Played with all over the place. In the first book's climax, Reddy finds Lemurian skulls hung up as decorations in a Grik ship, he's outraged and remarks to himself that Lemurians are people and should not be treated like trophy animals. But it's only when he sees a human skull among them that he descends into Tranquil Fury and makes the decision to Kill 'em All. He later realizes the hypocrisy of this reaction in the second book. However, he has no issues with exterminating the Grik. It helps that most of them are little more than mindless beasts with only one thing on their mind: the hunt. They don't know when or how to stop. It's the Hij, the Grik who are old enough to gain a form of intelligence, who consciously direct the others to exterminate this and that species. They particularly want to kill the Lemurians is because the Lemurians are the only ones to ever escape.
The fourth book has Billingsly who views Lemurians as a "lesser species" of "ape-men" and orders the captain of the Ajax to destroy two Lemurian ships because they dared to speak to him, moreso because it was a female Lemurian.

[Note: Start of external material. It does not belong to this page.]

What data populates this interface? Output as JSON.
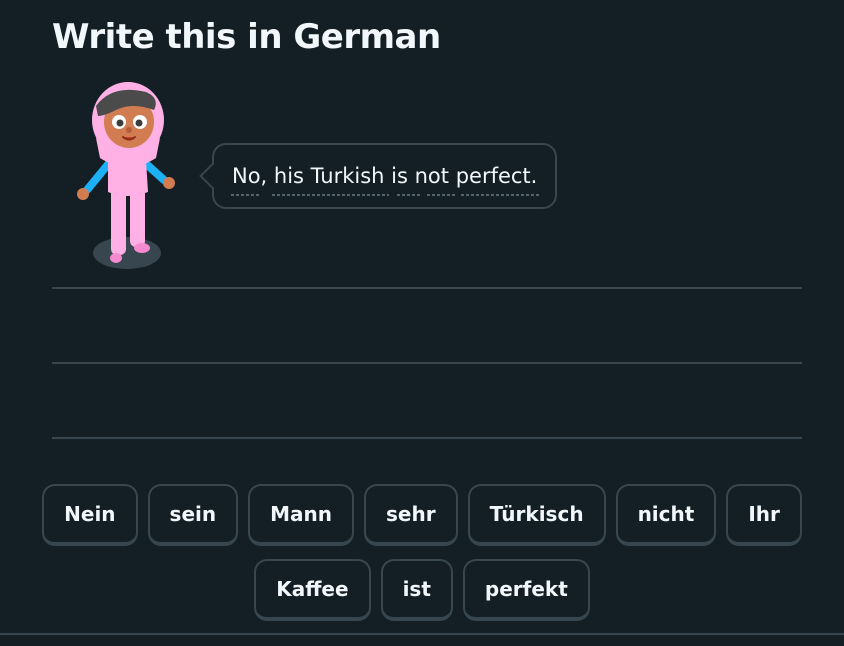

Wooden Ships and Iron Men: The Empire and Dominion are on their way out of the Age of Sail; their ships are steam/sail hybrids.
Worthless Yellow Rocks: Most Lemurian societies live on a barter system. Gold is treated as a pretty but useless trinket, until the destroyermen convince them to create a more stable economic system and use gold as the standard.
Worthy Opponent: Truelove sees Silva as this. His last words when he realizes how Silva has killed him? "Bravo!"
Would Hurt a Child: The Grik happily kill and eat their young, at least those who are perceived as "prey" (i.e. those who don't exhibit Attack! Attack! Attack! qualities). When attacking Ceylon, the Grand Alliance quickly learns that the Grik young are feral beasts who can be just as dangerous as their adult versions. It's not long before all Grik young are shot on sight.
Zeppelins from Another World: The Grik answer to The Alliance's air force, seeing as how it would be near impossible to build a cockpit that could comfortably seat a Grik or even teach one to pilot a plane.
Justified in that most of the Grik are little more than mindless beasts. Good luck teaching them to fight in formation. The Hij, the older Grik who are in charge, don't mind sending countless of their younger kin to die.
In fact, a few Grik are taught to move and stand in formation and fire muskets. However, this is now all they do. They don't even bother to defend themselves when attacked up close.